# 3 mile reef question



## SpringmaidKeith (Jun 30, 2013)

I recieved an IM from a fellow forum member coming down to MB poss. Wed. He's gonna try & do alot of offshore fishing. Asked about the 3 mile reef, I've heard people talking about it, but don't recall many details. I know theres alot of you that can help answer this, please respond for my friend Smoothlures. Thanks, K


----------



## murrellsqueen (Apr 3, 2013)

small everything at 3 mile for the most part! another 10 miles out he would do a lot better


----------



## gaffalot (Aug 13, 2012)

Black Sea Bass. I was there Saturday and Sunday.


----------



## SmoothLures (Feb 13, 2008)

gaffalot said:


> Black Sea Bass. I was there Saturday and Sunday.


Keepers? Bait?


----------



## murrellsqueen (Apr 3, 2013)

1/500 ratio ................try this number for Black bass N33 29.820 W78 47.580, otherwise your wasting your time at 3 mile for bsb


----------



## SpringmaidKeith (Jun 30, 2013)

murrellsqueen said:


> small everything at 3 mile for the most part! another 10 miles out he would do a lot better


I talked with a coworker today who grew up in Murrells Inlet & also said something about the 10 mile reef would be better. This must be the one he ment. Thanks, K


----------



## murrellsqueen (Apr 3, 2013)

nope, 10 mile will be the same results as 3 mile ...

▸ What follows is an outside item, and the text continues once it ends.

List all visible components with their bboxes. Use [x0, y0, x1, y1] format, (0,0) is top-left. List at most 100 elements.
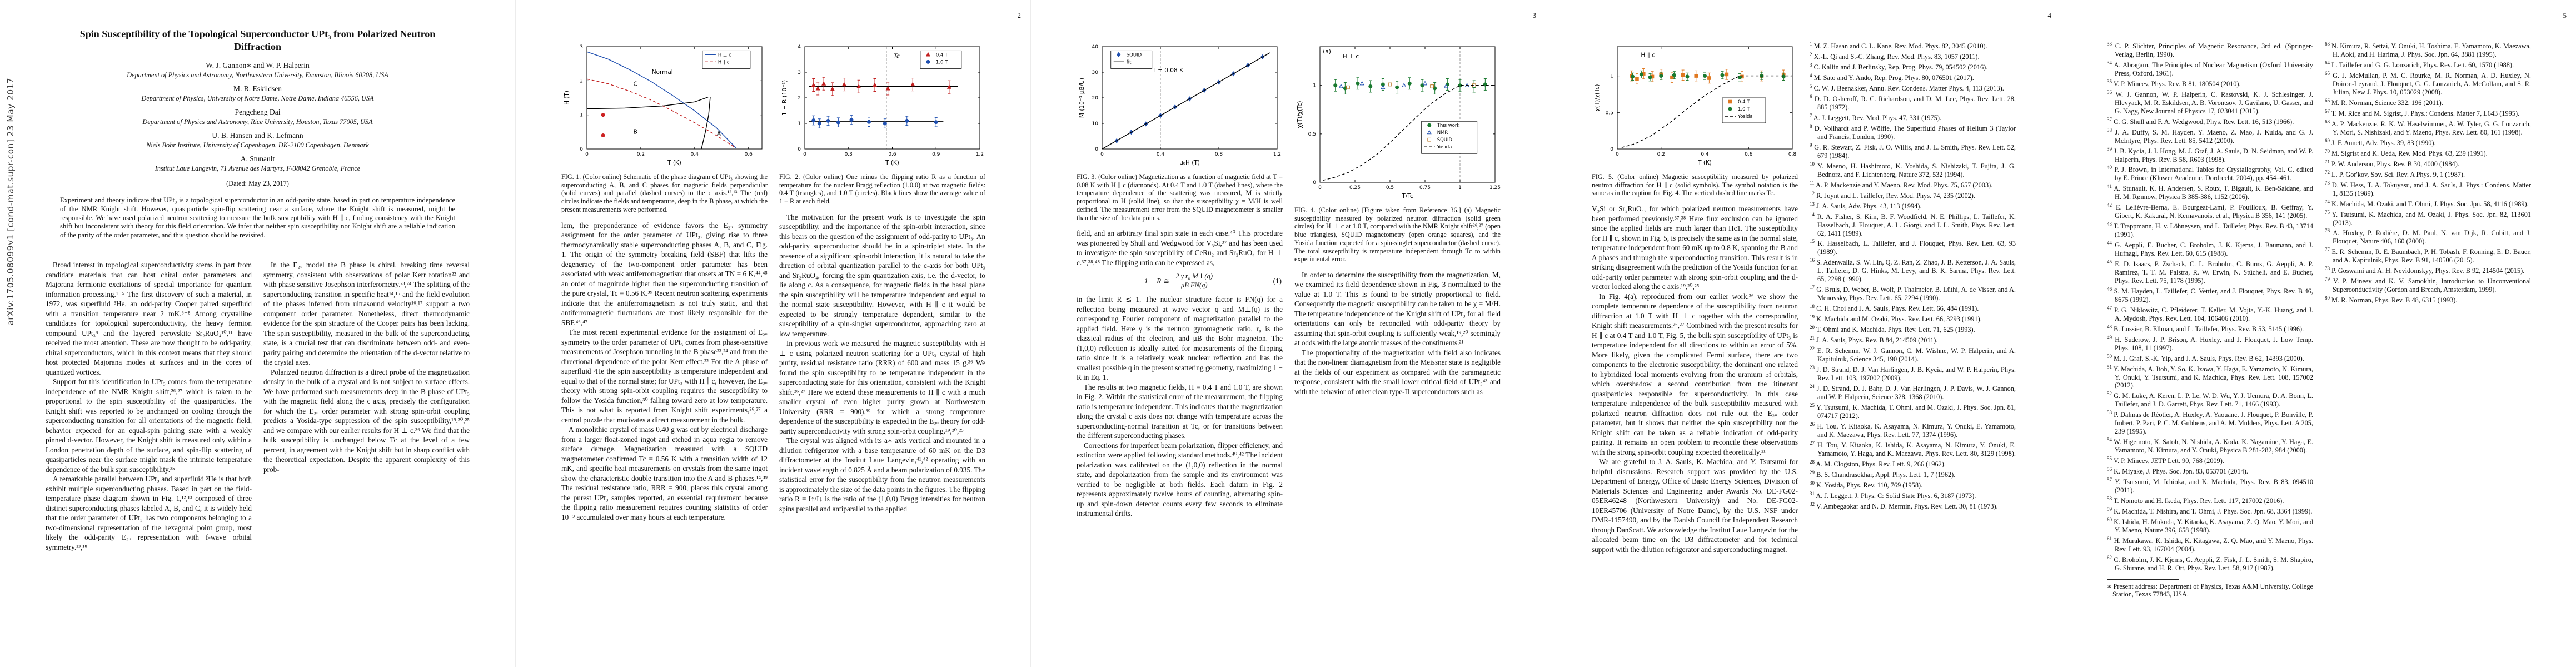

the bigger bsb don't hang in 45 ft of water this time of year.......unless its in December, and its still going to be 300/1 keepers.....

the kings will start to show up in about 2 weeks....These inshore reefs need to be blown out for them to really start to produce again....we need a really good hurricane to blow the sediment off the near shore structure..

as it stands now in the 30 -50 ft range.."as far as bottom fishing goes"..its a meat pull....Spanish and small blues are going to be the ticket for the next 2 weeks off the pier and beach or just trolling the beach between garden city and surfside beach pier,

.....we had a cold winter folks....I saw schools of glass minnows yesterday...and today I saw some big pods of green backs in the inlet......but couldn't buy a bite!!!! and there was nothing busting them.......this will be and UN usual season to say the least...............


----------



## SpringmaidKeith (Jun 30, 2013)

Thanks, murrellsqueen, this is good info for us who hear about these reefs but only fish the beach or piers. This is why I love this forum, Fish On everyone, K


----------



## SmoothLures (Feb 13, 2008)

Thanks a bunch. I think Spanish are gonna be our main target.


----------



## cutbait91 (Nov 9, 2009)

um there is a lot of good fishing at 3 mile just not black bass, you got go at least 35 miles before you catch good number of keepers.


----------